Aline Weyel

Aline Weyel

''I am not 'making'; rather, I am mediating. I am the one who sets up an experiment and observes as it unfolds.’' 


The practice of Aline Weyel is a meditation on the erosion of time and materiality. Playfully exploring the notion of ‘material,' she composes archives that examine serendipity and capture the process of transition, reflecting upon the tension between decay and growth. The sense of the duration aspect and the processual that fascinates her opens up an‚ alchemistic-sense-based thinking’. 
Aline Weyel seeks to create a kind of sensory cognition that is engaged with residue and memory. 
She performs, archives, trace and mediates, but substance is always her constant.

Aline Weyel is a German artist and researcher who graduated from the Gerrit Rietveld Academie in Amsterdam and received her Master's in Artistic Research at the Royal Academy in Den Haag. At the moment, she is living and working in Augsburg and Berlin.

Work in Progress:

The Archaeology of Instant Centering
An earthy attempt, the idea of centering—an empirical experience.

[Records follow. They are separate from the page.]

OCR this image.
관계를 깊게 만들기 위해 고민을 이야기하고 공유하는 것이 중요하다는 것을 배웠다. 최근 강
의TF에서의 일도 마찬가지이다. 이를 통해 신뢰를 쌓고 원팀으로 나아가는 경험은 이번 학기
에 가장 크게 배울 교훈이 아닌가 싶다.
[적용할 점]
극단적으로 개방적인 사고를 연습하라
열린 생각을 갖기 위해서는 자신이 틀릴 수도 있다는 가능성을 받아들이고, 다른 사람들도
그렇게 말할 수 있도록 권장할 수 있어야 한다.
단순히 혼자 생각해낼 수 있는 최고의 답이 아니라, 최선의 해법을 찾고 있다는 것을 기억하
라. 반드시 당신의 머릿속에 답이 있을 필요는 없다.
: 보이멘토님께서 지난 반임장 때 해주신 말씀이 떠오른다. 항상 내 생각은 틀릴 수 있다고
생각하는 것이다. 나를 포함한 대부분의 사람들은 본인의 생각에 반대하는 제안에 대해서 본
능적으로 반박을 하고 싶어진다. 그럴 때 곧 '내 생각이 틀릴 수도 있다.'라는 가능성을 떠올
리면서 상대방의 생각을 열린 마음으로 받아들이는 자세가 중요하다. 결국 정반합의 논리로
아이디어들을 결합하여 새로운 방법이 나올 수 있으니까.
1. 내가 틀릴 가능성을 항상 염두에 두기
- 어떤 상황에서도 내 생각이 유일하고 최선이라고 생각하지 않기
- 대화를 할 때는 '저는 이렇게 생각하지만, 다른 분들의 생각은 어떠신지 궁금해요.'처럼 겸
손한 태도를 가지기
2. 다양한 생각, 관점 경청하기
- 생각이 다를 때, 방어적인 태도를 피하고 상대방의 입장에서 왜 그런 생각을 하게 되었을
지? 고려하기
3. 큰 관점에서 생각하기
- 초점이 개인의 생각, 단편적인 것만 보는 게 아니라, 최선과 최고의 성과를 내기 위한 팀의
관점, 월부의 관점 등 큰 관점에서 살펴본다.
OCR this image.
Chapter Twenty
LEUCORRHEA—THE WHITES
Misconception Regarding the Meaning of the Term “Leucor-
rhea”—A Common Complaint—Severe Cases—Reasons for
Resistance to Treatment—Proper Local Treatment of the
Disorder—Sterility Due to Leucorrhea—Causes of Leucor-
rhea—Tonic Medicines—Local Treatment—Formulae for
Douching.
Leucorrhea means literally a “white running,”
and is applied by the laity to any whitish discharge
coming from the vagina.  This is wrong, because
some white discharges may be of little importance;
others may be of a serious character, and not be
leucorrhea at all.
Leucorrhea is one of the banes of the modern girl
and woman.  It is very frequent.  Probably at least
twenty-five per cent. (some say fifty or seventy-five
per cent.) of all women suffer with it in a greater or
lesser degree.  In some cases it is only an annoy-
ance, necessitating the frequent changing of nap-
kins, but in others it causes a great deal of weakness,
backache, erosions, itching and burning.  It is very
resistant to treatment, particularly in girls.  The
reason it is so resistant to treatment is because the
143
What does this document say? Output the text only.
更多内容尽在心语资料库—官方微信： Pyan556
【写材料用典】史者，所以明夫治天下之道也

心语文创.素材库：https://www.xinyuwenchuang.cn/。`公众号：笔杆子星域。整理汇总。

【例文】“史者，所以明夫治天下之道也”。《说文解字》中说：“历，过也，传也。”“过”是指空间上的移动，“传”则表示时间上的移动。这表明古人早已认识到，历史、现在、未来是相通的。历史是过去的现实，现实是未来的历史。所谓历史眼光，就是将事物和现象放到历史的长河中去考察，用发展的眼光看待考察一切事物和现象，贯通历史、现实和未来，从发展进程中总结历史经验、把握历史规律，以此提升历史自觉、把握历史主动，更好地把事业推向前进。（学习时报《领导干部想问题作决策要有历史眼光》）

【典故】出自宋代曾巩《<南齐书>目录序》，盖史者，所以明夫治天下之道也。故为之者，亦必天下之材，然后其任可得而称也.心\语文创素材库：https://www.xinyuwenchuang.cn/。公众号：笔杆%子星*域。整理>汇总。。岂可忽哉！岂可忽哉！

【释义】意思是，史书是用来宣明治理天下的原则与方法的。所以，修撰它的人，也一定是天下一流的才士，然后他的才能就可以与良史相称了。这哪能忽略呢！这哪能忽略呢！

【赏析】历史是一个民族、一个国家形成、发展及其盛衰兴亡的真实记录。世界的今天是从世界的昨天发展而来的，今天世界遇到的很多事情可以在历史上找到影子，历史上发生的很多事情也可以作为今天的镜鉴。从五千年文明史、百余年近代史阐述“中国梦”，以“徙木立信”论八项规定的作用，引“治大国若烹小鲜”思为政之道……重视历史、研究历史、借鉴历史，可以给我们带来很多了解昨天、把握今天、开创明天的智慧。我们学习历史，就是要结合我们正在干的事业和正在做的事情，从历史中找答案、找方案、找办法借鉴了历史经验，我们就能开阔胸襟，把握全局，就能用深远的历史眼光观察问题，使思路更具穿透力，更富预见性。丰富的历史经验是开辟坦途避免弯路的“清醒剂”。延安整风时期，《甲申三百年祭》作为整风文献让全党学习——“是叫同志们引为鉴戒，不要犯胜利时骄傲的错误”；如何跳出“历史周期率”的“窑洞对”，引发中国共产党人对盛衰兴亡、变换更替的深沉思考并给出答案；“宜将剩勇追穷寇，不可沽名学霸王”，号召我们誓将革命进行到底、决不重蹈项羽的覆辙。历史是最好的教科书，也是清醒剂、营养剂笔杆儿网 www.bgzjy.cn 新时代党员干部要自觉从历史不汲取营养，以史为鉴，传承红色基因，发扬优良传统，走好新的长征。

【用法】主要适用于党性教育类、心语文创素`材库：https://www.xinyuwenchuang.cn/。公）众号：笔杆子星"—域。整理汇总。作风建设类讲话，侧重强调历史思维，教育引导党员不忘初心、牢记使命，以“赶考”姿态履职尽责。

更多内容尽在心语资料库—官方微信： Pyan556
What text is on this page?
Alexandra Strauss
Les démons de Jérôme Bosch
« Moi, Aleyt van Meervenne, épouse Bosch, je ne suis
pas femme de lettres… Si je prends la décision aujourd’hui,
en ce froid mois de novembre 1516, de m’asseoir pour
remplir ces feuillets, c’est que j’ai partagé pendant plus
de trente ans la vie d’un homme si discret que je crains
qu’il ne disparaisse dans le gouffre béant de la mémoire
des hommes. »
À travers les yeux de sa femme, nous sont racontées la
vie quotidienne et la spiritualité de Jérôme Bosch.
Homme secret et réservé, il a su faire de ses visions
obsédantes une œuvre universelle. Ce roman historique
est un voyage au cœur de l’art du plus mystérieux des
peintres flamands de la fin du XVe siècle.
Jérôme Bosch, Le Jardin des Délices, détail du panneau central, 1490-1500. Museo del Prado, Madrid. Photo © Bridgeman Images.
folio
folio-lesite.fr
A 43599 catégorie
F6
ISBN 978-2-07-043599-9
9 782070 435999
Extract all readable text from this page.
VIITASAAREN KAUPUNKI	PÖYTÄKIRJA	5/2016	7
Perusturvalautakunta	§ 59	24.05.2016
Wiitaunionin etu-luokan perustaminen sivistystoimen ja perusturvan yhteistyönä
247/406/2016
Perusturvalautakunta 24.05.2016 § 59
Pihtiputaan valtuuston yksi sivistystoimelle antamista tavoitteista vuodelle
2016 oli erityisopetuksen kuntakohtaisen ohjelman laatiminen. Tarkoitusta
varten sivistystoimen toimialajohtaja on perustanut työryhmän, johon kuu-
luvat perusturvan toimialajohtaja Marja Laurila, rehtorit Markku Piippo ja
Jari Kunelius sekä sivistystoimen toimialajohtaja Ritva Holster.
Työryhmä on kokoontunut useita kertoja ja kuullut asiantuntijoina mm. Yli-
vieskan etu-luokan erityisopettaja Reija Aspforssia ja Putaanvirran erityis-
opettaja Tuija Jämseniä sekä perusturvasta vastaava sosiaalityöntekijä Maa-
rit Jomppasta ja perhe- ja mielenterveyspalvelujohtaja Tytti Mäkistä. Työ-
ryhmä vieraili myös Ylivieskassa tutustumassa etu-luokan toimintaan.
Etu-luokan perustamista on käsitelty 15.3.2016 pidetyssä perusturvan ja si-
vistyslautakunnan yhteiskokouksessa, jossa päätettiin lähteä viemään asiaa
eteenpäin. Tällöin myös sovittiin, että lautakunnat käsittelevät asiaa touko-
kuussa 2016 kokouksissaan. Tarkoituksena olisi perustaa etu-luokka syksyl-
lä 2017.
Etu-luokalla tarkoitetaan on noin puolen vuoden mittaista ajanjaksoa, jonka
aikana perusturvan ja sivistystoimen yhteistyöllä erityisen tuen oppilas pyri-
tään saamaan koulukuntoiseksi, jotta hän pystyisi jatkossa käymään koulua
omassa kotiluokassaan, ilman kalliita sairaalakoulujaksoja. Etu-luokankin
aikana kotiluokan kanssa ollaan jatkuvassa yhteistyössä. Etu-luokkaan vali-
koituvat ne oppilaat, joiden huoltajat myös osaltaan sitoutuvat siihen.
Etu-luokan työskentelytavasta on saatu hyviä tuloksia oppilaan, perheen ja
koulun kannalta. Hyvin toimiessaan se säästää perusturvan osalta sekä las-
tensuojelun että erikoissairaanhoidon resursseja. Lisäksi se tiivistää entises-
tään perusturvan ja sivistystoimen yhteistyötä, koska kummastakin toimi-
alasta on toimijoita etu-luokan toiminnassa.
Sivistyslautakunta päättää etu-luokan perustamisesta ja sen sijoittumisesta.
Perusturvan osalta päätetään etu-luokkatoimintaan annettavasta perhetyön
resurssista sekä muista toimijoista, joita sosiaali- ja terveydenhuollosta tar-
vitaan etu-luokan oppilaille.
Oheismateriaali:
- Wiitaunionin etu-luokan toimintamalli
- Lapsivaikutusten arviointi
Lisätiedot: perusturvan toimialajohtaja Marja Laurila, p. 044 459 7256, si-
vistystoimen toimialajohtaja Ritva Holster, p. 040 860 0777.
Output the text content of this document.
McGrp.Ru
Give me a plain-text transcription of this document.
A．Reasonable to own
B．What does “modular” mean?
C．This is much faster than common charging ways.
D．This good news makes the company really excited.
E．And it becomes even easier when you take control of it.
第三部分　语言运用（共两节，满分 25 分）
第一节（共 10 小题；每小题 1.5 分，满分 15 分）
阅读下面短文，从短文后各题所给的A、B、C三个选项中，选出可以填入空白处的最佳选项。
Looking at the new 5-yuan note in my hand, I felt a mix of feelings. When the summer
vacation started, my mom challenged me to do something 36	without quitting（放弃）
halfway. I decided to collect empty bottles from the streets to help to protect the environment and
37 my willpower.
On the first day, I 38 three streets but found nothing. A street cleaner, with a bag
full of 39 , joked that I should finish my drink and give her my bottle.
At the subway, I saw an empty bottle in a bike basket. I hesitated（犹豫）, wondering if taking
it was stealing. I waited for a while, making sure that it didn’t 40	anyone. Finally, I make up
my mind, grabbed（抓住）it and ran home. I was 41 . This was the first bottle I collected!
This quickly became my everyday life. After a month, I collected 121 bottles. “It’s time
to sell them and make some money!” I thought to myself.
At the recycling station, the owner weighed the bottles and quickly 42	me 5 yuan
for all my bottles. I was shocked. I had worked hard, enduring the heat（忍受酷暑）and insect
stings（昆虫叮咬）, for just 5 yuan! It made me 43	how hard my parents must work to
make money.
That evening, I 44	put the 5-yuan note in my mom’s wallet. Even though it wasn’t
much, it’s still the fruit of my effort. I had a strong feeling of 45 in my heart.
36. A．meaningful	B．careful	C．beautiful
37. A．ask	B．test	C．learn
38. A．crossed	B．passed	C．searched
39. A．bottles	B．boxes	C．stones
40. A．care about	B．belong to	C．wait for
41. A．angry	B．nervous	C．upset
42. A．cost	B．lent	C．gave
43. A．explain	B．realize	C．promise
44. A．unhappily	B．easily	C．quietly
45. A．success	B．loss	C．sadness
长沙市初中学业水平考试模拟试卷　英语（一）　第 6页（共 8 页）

It starts with the challenge of centering a lump of clay in the middle of the wheel. Resting hands, shaping the medium on the circling surface. After achieving the center of gravity right in the middle, it feels like time stands still, movements in a vacuum. Shaping the substance into perfect balance. Keeping time and space in my hands. From now on, everything seems possible—the moment to let go. If I stay attached for too long, this balance will be lost, and the material follows other external orders. The mass becomes dented, stretched, increasingly irregular, and collapses. Pausing becomes an artistic act, and the form requires the making of quick decisions. The feeling of knowing when a moment is becoming. Let go—I must surrender.

At Avario Studio, I opened up a conversation with 24 dried residue objects of clay. I asked the participants to sympathize with a form and read their own story of losing or keeping control, out of the shape they hold in their hand. By sharing and telling our personal stories, what we have experienced is reshaped and thus tamed. The form then shatters, and what remains is a negative imprint.
Just as the broken earth in the bucket will unite and form a new emulsion, our stories will follow by doing the same.